Solr/Lucene Test Queries for Koha

From Koha Wiki
Jump to navigation Jump to search

Add Solr/Lucene test queries for particular expected record retrieval functionality.

Test queries have been organised for ensuring that we do not omit important types of queries. Please also help improve the organisation.

Some good test queries are needed to test each particular query feature in isolation. Real queries combine multiple query features into one query. Your test queries are welcome to combine query features. We need both query feature isolation test queries and query feature combination test queries.

We want your test queries. If you have trouble classifying your test query and have no time to improve the organisation, then please take a guess about where to add your query or add it to the unclassified queries table.

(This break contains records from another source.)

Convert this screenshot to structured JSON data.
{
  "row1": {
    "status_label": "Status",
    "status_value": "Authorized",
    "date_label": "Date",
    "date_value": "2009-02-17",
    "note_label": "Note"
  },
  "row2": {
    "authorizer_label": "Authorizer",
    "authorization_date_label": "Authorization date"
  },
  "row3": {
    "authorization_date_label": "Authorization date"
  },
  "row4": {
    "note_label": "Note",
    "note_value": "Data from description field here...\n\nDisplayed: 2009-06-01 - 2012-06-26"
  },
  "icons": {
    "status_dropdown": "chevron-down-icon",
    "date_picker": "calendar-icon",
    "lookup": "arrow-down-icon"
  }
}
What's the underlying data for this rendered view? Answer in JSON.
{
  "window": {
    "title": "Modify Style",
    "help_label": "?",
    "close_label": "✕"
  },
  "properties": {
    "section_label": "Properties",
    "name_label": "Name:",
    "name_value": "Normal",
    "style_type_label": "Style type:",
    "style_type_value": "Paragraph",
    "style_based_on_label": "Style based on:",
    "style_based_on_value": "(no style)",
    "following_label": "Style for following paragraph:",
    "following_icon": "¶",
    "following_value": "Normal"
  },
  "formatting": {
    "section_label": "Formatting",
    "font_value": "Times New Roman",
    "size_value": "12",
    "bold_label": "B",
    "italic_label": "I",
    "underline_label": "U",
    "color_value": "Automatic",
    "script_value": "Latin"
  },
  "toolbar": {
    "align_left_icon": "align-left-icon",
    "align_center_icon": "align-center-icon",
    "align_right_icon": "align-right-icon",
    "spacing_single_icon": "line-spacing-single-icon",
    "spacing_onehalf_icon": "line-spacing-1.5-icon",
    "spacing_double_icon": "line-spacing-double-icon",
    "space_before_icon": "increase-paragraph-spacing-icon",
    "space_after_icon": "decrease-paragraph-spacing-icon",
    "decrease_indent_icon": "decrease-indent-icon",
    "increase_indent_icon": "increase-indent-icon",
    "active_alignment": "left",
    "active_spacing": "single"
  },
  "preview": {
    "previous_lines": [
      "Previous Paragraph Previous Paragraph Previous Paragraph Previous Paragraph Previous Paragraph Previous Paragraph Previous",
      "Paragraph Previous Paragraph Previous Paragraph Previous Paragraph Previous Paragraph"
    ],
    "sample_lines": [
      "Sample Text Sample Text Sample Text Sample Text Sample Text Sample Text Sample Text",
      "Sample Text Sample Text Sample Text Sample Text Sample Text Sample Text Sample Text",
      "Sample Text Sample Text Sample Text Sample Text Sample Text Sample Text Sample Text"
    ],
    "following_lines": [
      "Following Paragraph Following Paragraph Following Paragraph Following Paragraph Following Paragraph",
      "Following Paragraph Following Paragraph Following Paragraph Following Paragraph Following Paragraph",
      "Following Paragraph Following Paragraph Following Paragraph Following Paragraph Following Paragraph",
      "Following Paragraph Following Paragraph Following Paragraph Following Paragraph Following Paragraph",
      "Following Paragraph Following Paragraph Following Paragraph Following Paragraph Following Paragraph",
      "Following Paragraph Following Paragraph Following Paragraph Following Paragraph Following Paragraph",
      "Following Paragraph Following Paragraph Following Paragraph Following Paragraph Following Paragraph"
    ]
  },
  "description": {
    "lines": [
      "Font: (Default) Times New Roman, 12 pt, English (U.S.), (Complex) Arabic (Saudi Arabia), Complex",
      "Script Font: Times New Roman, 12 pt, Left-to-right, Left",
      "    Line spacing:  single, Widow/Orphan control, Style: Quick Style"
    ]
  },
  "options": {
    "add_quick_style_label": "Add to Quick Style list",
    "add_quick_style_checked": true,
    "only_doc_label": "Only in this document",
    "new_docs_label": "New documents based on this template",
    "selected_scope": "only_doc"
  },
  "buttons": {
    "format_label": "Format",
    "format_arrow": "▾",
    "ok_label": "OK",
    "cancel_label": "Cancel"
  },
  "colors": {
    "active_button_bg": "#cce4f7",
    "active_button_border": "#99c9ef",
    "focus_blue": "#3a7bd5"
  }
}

See Solr/Lucene Documentation for documentation of Solr/Lucene query syntax.

Character Set Encoding in Queries

Topic Query Results Development Status Notes
Encoding 体验汉语100句留学类 Tiyan hanyu100ju liuxuelei developed [Is the "100" correct or has the character set encoding been corrupted for the query?]

Punctuation in Queries

Topic Query Results Development Status Notes
Elisions d'alain;l'amour "Amours sauvages" "Trop de soleil tue l'amour" developed

Record Schema Queries

Topic Query Results Development Status Notes

Connectors Queries

Boolean Connectors Queries

Examples include AND, OR, and NOT queries.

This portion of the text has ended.